The equation you are thinking of is from the Ebers-Moll BJT model, simplified for the forward-active operating region:
$$I_E = I_{ES}\left(\exp\left(\frac{V_{BE}}{V_T}\right) - 1 \right)$$
Note this gives the emitter current, not the collector current.
The other two equations in the Ebers-Moll model are
$$I_C = \alpha{}I_E$$
$$I_B = (1-\alpha)I_E$$
Unfortunately these equations don't help you find \$\beta\$ because \$\alpha\$ is just \$\beta\$ in disguise:
$$\beta=\frac{I_C}{I_B}=\frac{\alpha}{1-\alpha}$$
Small related question, is the \$I_S\$ ... stated anywhere in a transistor datasheet?
It's usually not in the datasheet, but if a SPICE model is available for your device, you can get a "typical" value from there. Look for the IS parameter in the MODEL card.
Given that \$\alpha\$ and \$\beta\$ are related by \$\alpha = \frac{\beta}{1+\beta}\$ as stated in the wiki article, obviously you can do your sums with either.
However, which is going to be easier to use?
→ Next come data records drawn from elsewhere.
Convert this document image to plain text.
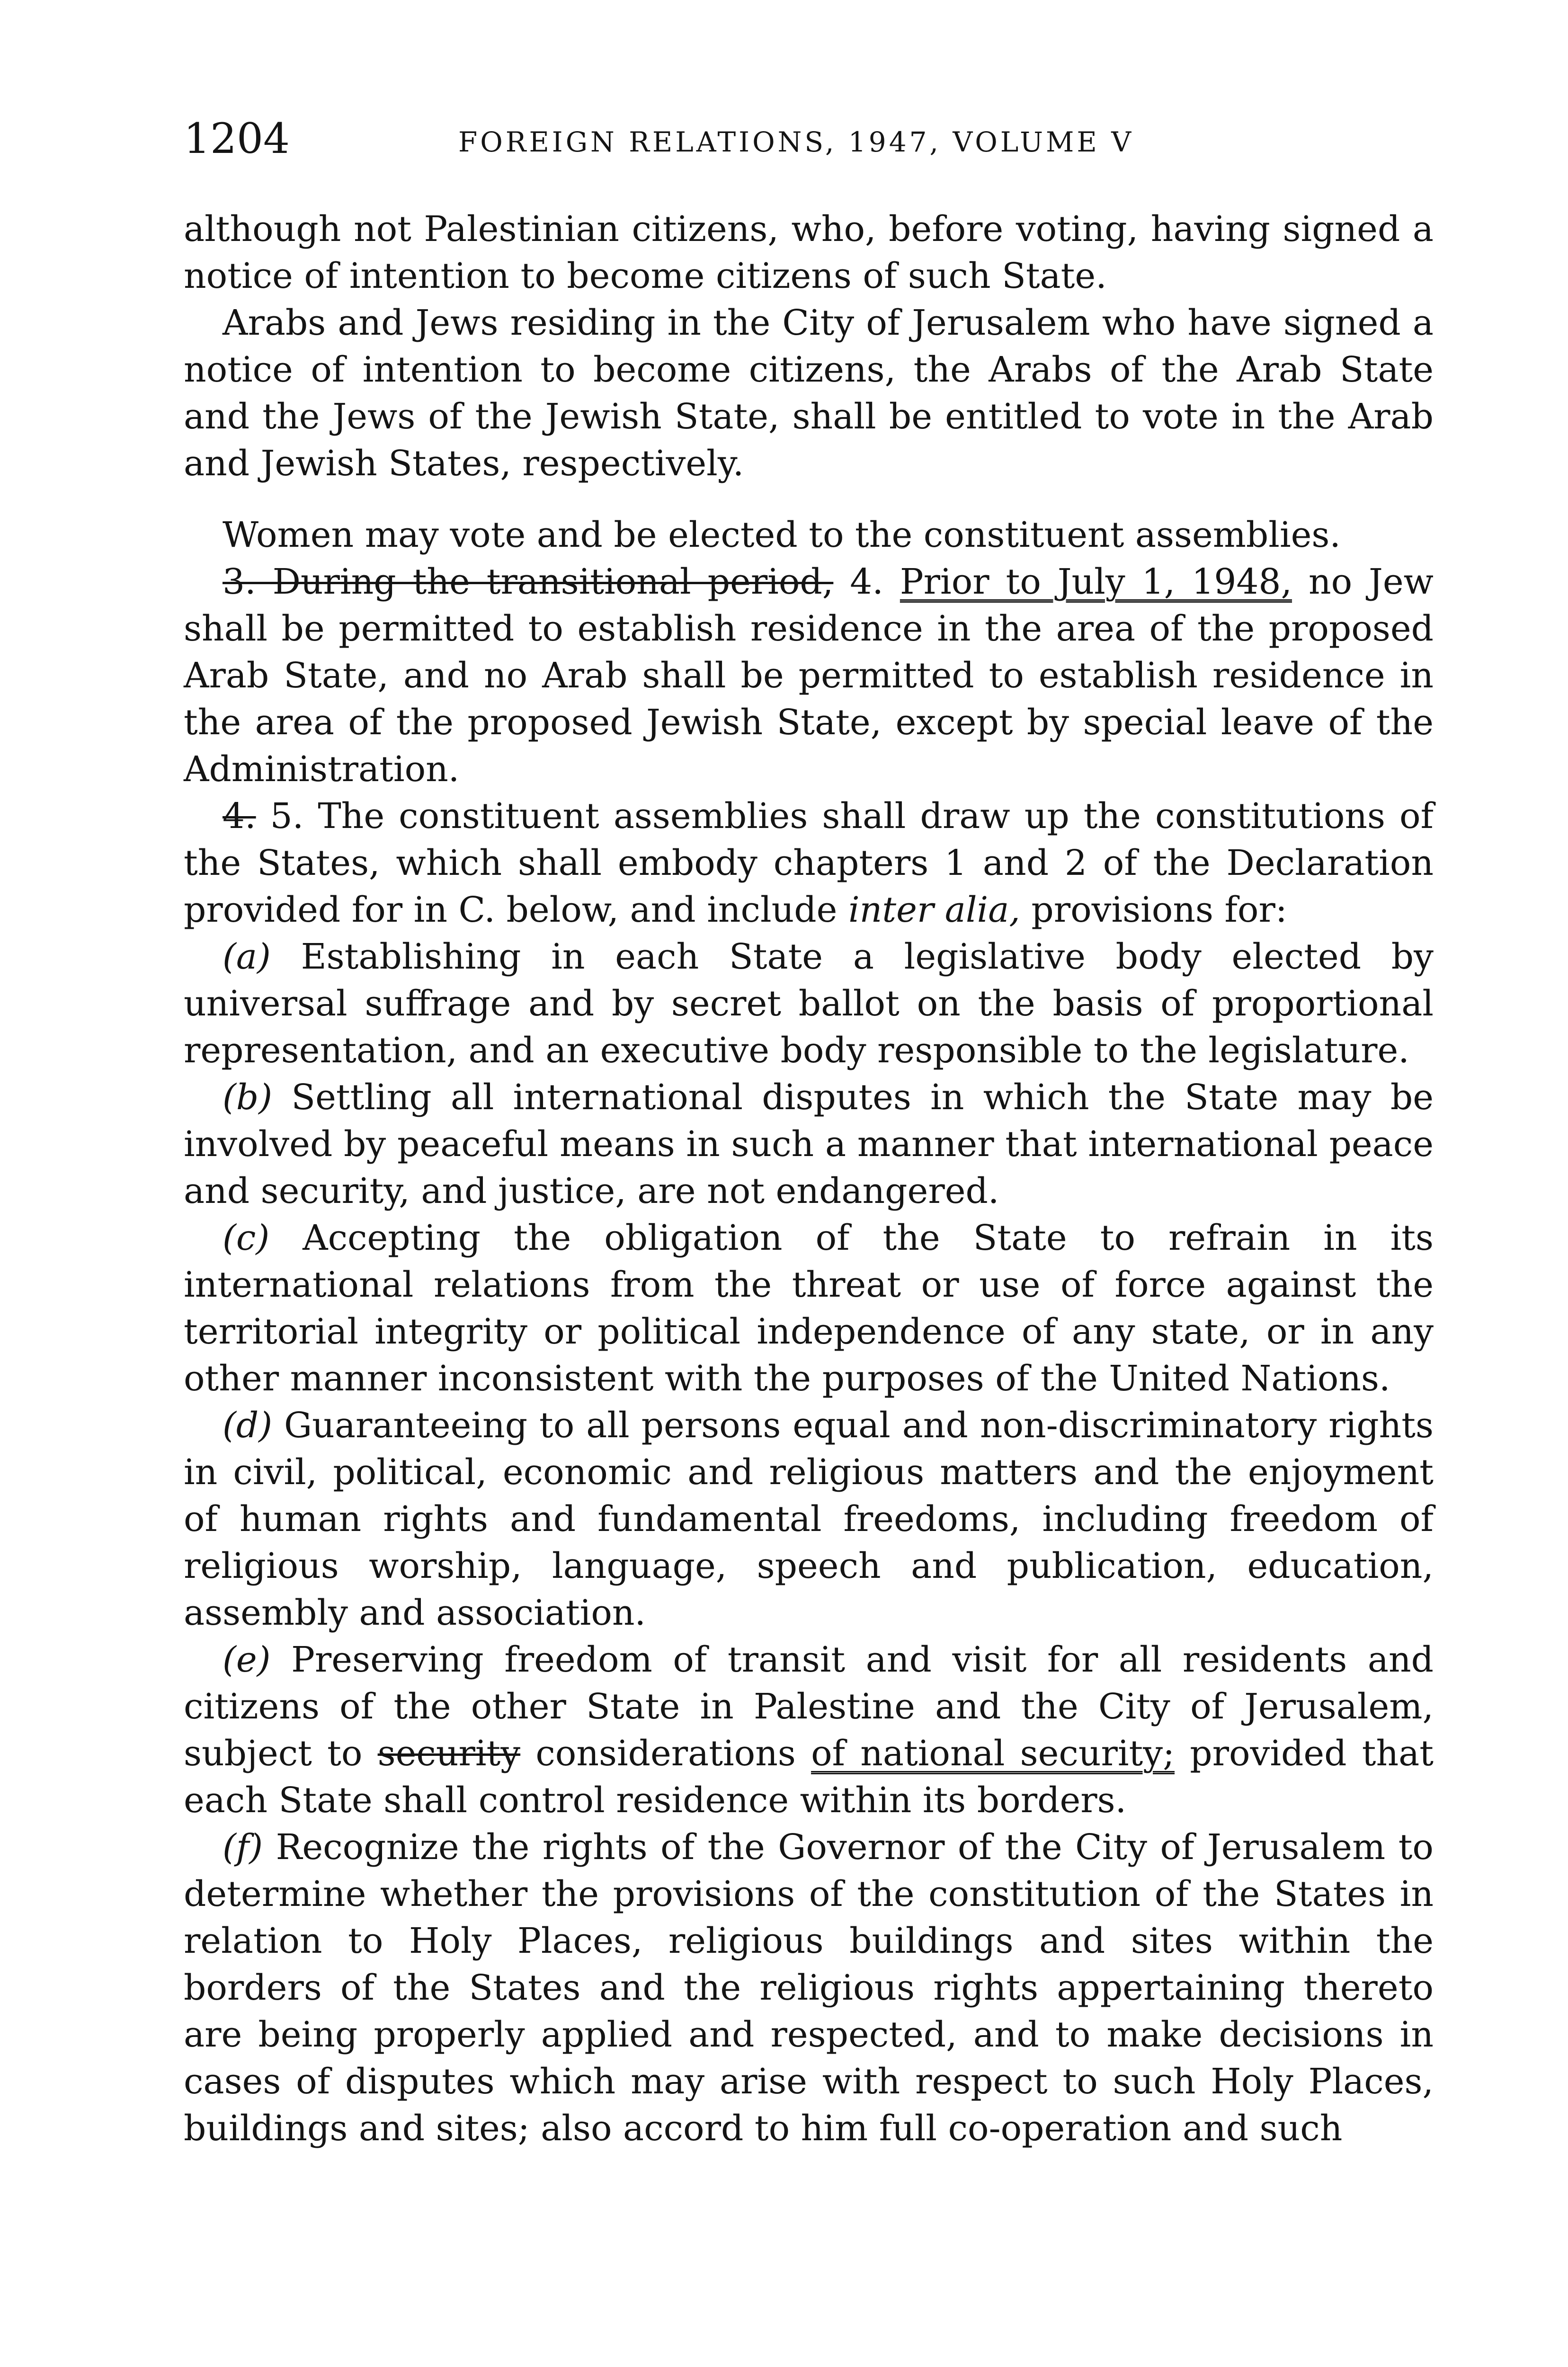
1204	FOREIGN RELATIONS, 1947, VOLUME V

although not Palestinian citizens, who, before voting, having signed a notice of intention to become citizens of such State.

Arabs and Jews residing in the City of Jerusalem who have signed a notice of intention to become citizens, the Arabs of the Arab State and the Jews of the Jewish State, shall be entitled to vote in the Arab and Jewish States, respectively.

Women may vote and be elected to the constituent assemblies.

3. During the transitional period, 4. Prior to July 1, 1948, no Jew shall be permitted to establish residence in the area of the proposed Arab State, and no Arab shall be permitted to establish residence in the area of the proposed Jewish State, except by special leave of the Administration.

4. 5. The constituent assemblies shall draw up the constitutions of the States, which shall embody chapters 1 and 2 of the Declaration provided for in C. below, and include inter alia, provisions for:

(a) Establishing in each State a legislative body elected by universal suffrage and by secret ballot on the basis of proportional representation, and an executive body responsible to the legislature.

(b) Settling all international disputes in which the State may be involved by peaceful means in such a manner that international peace and security, and justice, are not endangered.

(c) Accepting the obligation of the State to refrain in its international relations from the threat or use of force against the territorial integrity or political independence of any state, or in any other manner inconsistent with the purposes of the United Nations.

(d) Guaranteeing to all persons equal and non-discriminatory rights in civil, political, economic and religious matters and the enjoyment of human rights and fundamental freedoms, including freedom of religious worship, language, speech and publication, education, assembly and association.

(e) Preserving freedom of transit and visit for all residents and citizens of the other State in Palestine and the City of Jerusalem, subject to security considerations of national security; provided that each State shall control residence within its borders.

(f) Recognize the rights of the Governor of the City of Jerusalem to determine whether the provisions of the constitution of the States in relation to Holy Places, religious buildings and sites within the borders of the States and the religious rights appertaining thereto are being properly applied and respected, and to make decisions in cases of disputes which may arise with respect to such Holy Places, buildings and sites; also accord to him full co-operation and such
I personally always use \$\beta\$, regardless of the transistor configuration.
In common emitter \$I_c = \beta\times I_b\$, so I can say 'I need to control \$I_c\$ collector current, I need at least \$\frac{I_c}{\beta}\$ of base current to do it'.
But as \$\beta >> 1\$ (for most transistors), \$\alpha \approx 1\$, and \$I_c \approx I_e\$. You may object to the approximation, but given the way that \$\beta\$ varies with temperature, \$I_c\$, and between transistors of the same type, that is a far far better approximation than insisting that \$\beta\$ is constant. Any good transistor design will allow for operation with a range of \$\beta\$, at least \$2:1\$, preferably more.
Once you have made the approximation \$I_c \approx I_e\$, then common collector operation is given by 'I need to allow for a base current of \$\frac{I_c}{\beta}\$ to flow in the base circuit, without upsetting operation'.
With a common base stage, you say much the same thing, allowing an amount of base current, however you also say that the emitter to collector gain is slightly less than \$1\$, a fraction of \$\frac{1}{\beta}\$ less than one. The error of the gain from \$1\$ will usually be a smaller error than resistor tolerances and other sources of gain error.
Given that you can write an equation for \$\alpha\$, does that mean that you need to? For most practical engineering designs, the answer is no. If you are in college, and the tutor really likes to use \$\alpha\$, then the answer is yes.
Best Answer
And for what it's worth there are multiple \$\beta\$ factors to consider when designing BJT circuits:
\$\beta\$, \$\beta_{DC}\$, \$h_{FE}\$ - These refer to the BJT's DC forward current gain when the BJT is operating in forward-active mode (small signal amplification). Used when performing the DC design/analysis.
(n.b. The 'FE' refers to Forward current gain, common-Emitter configuration.)
(n.b. Parameters written with UPPERCASE subscripts typically refer to DC parameters.)
\$\beta_{ac}\$, \$h_{fe}\$ - These refer to the BJT's AC forward current gain when the BJT is operating in forward-active mode (small signal amplification). Used when performing the AC design/analysis. Typically, \$\beta_{ac}\ll\beta_{DC}\$.
(n.b. Parameters written with lowercase subscripts typically refer to AC parameters.)
\$\beta_{sat}\$ - Refers to the BJT's forward current gain when the BJT is operating in "hard" saturation mode (when the BJT is turned ON fully). Typical values are \$5 \le \beta_{sat} \le 30\$ with \$\beta_{sat}=I_{C(sat)}/I_{B(sat)}=10\$ being a fairly common value for low power and medium power transistors.
(n.b. Data sheets often use lowercase text for parenthetical text—e.g., \$I_{C(sat)}\$, \$V_{BE(sat)}\$, etc. This does not indicate or imply that these are AC parameters.)
(n.b. \$\beta_{sat}\$ is not an AC parameter because the transistor is not performing small-signal AC amplification when it is operating in saturation mode.)
And as a general rule do not use \$\beta\$, \$\beta_{DC}\$, \$h_{FE}\$ to perform saturation calculations. If you do, the BJT will likely operate in "soft" saturation—i.e., in the transition region between the BJT's forward-active mode and its "hard" saturation (fully ON) mode.